Department of General Surgery, Forth Valley Royal Hospital, Larbert, UK.
HPB (Oxford). 2022 May;24(5):759-763. doi: 10.1016/j.hpb.2021.10.003. Epub 2021 Oct 22.
Laparoscopic subtotal cholecystectomy is a recognised safe, alternative strategy when a critical view of safety cannot be obtained. This study audits the change in practice at a District General Hospital following the adoption of subtotal cholecystectomy in 2013.
Retrospective case series included consecutive cholecystectomies over a ten-year period in a single institution. Cases were divided into subgroups based on operation date. Primary outcome was the proportion of patients undergoing laparoscopic total cholecystectomy, laparoscopic subtotal and laparoscopic converted to open cholecystectomy. Secondary outcomes included incidence of bile leak, complication rate, return to theatre, and length of stay.

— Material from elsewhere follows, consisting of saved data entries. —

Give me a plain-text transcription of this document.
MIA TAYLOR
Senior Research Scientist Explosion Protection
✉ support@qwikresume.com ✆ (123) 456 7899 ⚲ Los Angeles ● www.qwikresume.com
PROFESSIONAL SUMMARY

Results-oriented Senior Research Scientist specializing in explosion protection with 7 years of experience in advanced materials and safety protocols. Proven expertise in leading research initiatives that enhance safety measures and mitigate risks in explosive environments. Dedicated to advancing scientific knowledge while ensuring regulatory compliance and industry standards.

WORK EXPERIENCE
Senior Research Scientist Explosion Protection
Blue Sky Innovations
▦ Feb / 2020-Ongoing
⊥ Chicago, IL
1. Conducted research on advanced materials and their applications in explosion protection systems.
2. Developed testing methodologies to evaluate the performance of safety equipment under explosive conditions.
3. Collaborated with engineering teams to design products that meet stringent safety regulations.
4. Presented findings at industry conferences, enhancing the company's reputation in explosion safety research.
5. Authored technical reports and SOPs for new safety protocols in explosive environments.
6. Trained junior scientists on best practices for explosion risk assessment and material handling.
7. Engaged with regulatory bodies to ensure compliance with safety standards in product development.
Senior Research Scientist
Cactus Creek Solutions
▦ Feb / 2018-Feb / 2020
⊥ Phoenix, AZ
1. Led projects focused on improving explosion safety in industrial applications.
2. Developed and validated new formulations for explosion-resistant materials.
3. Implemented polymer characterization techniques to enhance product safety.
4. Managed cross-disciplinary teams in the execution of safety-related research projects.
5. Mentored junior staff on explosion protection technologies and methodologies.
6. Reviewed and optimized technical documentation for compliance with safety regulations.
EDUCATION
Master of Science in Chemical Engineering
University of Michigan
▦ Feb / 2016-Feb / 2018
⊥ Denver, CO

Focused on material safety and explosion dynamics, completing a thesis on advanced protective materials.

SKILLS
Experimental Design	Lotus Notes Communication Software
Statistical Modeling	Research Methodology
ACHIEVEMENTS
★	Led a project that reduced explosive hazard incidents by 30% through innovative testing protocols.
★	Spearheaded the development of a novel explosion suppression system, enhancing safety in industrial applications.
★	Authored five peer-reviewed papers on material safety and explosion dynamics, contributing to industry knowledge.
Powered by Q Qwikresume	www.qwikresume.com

There were 4217 cases: 1381 in Group A (pre-adoption of subtotal cholecystectomy 2009-2012), and 2836 in Group B (post-adoption of subtotal cholecystectomy 2013-2019). The rate of laparoscopic total cholecystectomy was higher in Group A than Group B (95.4% vs. 92.8%, p < 0.001). In the subtotal group (n = 114, 14 (12.3%) patients had bile leak, 6 (5.3%) underwent re-laparoscopy, and median length of stay was 2 days.

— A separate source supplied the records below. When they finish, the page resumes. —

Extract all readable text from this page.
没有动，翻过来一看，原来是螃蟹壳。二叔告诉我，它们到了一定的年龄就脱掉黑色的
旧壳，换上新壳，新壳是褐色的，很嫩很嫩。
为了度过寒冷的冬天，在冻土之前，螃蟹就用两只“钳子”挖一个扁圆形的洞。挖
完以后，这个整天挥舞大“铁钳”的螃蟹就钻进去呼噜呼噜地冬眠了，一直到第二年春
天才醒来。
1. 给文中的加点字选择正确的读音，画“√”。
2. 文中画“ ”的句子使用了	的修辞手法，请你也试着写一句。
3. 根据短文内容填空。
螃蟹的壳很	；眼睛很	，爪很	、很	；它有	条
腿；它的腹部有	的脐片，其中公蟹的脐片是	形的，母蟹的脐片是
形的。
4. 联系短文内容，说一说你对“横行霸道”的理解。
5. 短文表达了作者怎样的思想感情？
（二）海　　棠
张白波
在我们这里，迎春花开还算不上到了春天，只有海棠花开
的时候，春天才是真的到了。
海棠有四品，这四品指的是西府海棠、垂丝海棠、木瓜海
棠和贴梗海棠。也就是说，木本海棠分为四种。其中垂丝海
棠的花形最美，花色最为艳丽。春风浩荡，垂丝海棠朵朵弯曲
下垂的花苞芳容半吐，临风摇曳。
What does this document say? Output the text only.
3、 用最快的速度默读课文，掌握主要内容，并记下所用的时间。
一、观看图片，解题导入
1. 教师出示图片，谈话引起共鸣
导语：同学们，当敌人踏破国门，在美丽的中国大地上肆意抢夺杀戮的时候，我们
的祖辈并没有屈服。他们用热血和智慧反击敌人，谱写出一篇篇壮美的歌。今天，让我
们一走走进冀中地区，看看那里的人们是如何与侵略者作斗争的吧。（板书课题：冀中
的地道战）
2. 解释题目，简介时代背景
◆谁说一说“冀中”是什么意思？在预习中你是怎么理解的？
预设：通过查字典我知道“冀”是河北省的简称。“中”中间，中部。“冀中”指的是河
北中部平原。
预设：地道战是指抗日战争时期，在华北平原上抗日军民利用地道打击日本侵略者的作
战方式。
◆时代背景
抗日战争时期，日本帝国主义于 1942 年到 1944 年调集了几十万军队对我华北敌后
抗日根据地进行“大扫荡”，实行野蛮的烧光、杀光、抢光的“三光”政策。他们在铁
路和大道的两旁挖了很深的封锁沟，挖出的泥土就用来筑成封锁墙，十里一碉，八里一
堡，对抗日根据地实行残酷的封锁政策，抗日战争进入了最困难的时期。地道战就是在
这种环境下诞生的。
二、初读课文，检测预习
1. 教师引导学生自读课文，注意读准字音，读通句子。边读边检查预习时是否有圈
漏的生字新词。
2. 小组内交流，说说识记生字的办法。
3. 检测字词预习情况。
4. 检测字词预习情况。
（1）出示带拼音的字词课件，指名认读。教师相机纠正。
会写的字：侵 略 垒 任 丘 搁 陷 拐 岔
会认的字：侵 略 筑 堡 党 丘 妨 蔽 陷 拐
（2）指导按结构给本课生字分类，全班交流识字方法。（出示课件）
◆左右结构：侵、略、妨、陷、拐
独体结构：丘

Laparoscopic subtotal cholecystectomy appears to be an acceptable alternative technique at this centre, reducing the rate of open conversion and length of stay, with a low reintervention rate for bile leak.
当无法获得安全的关键视野时,腹腔镜次全胆囊切除术是一种公认的安全替代策略。本研究对一家地区综合医院在2013年采用次全胆囊切除术后的实践变化进行了审核。

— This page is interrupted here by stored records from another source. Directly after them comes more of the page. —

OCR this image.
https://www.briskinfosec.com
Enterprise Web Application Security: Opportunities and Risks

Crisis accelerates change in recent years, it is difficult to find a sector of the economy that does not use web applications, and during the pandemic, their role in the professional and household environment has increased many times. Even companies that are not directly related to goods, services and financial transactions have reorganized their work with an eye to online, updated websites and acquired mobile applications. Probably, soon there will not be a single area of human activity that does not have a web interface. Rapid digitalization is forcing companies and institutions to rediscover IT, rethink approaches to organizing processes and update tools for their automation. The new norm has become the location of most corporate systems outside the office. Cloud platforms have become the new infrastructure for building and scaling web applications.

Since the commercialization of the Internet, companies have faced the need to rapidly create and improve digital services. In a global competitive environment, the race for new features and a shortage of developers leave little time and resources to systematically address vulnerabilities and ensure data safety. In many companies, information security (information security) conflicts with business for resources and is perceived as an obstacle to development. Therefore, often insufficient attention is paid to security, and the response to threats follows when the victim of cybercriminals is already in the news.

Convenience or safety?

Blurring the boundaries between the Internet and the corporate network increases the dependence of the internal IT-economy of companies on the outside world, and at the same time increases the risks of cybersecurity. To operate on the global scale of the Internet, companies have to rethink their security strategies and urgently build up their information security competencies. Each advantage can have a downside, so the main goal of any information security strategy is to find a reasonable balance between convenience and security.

回顾性病例系列研究纳入了在单一机构进行的为期十年的连续胆囊切除术病例。根据手术日期将病例分为亚组。主要结局是接受腹腔镜全胆囊切除术、腹腔镜次全胆囊切除术和腹腔镜中转开腹胆囊切除术的患者比例。次要结局包括胆漏发生率、并发症发生率、再次手术率和住院时间。
共有4217例病例:A组1381例(2009 - 2012年次全胆囊切除术采用前),B组2836例(2013 - 2019年次全胆囊切除术采用后)。A组腹腔镜全胆囊切除术的比例高于B组(95.4%对92.8%,p < 0.001)。在次全胆囊切除术组(n = 114)中,14例(12.3%)患者发生胆漏,6例(5.3%)接受了再次腹腔镜检查,中位住院时间为2天。
在该中心,腹腔镜次全胆囊切除术似乎是一种可接受的替代技术,可降低中转开腹率和住院时间,胆漏再次干预率较低。